People become immune to dissonance. So, what you thought was perfectly tasty when you were six becomes juvenile when you are twenty-something. And what you found utterly cacophonous when you were a teen, may make perfect musical sense as your tastes mature.

It's also cultural. Asian music and middle-eastern music sounds strange and dissonant to western ears. That's because there are different cultural tolerances for and definitions of dissonance. Music producers leverage this to create mysterious or edgy moods by borrowing from the music of other cultures. Note the popularity of African drums and Hawaiian ukulele and slack-key guitar in popular music and film scores.

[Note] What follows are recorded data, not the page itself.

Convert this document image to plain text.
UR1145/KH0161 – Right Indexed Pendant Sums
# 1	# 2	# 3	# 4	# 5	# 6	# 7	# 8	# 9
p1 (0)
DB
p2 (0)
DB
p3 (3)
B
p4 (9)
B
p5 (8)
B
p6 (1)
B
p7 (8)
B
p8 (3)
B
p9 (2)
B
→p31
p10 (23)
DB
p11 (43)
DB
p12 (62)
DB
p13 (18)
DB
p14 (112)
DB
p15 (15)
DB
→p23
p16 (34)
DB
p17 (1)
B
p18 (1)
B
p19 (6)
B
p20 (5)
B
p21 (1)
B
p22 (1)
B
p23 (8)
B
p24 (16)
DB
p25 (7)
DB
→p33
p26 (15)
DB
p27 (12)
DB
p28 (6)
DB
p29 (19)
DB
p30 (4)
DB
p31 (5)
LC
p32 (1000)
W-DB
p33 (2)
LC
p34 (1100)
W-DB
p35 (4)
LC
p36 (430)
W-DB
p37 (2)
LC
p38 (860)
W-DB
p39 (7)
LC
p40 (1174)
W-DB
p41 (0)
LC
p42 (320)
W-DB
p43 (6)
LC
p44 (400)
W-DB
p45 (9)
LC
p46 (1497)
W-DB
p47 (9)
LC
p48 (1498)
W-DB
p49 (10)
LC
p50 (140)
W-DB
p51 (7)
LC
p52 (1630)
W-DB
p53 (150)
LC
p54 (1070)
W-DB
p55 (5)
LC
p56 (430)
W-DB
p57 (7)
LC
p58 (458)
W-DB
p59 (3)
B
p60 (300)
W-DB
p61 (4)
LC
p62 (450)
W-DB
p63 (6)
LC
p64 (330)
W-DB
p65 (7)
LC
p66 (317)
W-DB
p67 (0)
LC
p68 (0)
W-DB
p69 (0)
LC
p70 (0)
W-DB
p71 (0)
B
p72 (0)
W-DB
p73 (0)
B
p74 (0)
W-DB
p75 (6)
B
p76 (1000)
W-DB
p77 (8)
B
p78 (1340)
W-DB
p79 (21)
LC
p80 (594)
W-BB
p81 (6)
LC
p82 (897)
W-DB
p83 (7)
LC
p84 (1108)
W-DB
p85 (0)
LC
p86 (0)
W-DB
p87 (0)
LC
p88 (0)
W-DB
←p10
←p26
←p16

There was a time when any more than three notes played simultaneously would make an unlistenable din. Now, we have seventh, ninth, sixth, and thirteenth chords. As time went by, people became immune to the constructs that Bach and Handel found suitably dissonant. And so, Mozart, Haydn, and Beethoven had to invent some new ones. This continued right into the 20th century with whole tones, tone rows, serial music, found-sound, and stuff like that.

There is dissonance outside of music too. Spices in food. Colors in fashion. Words on television. Remember George Carlin's seven words? There is nothing cornier than wearing "edgy" fashion from ten years ago. One great reason classic, timeless style is always a safe purchase.

Big takeaway:

- you need some friction...in music, in design, in advertising, in fiction, in poetry, in food, in anything. A little pain makes you aware you've been touched.
- you need to remove the friction...the little bit of pain...the burn of the jalapeno...is given meaning by the resolution of the sour cream.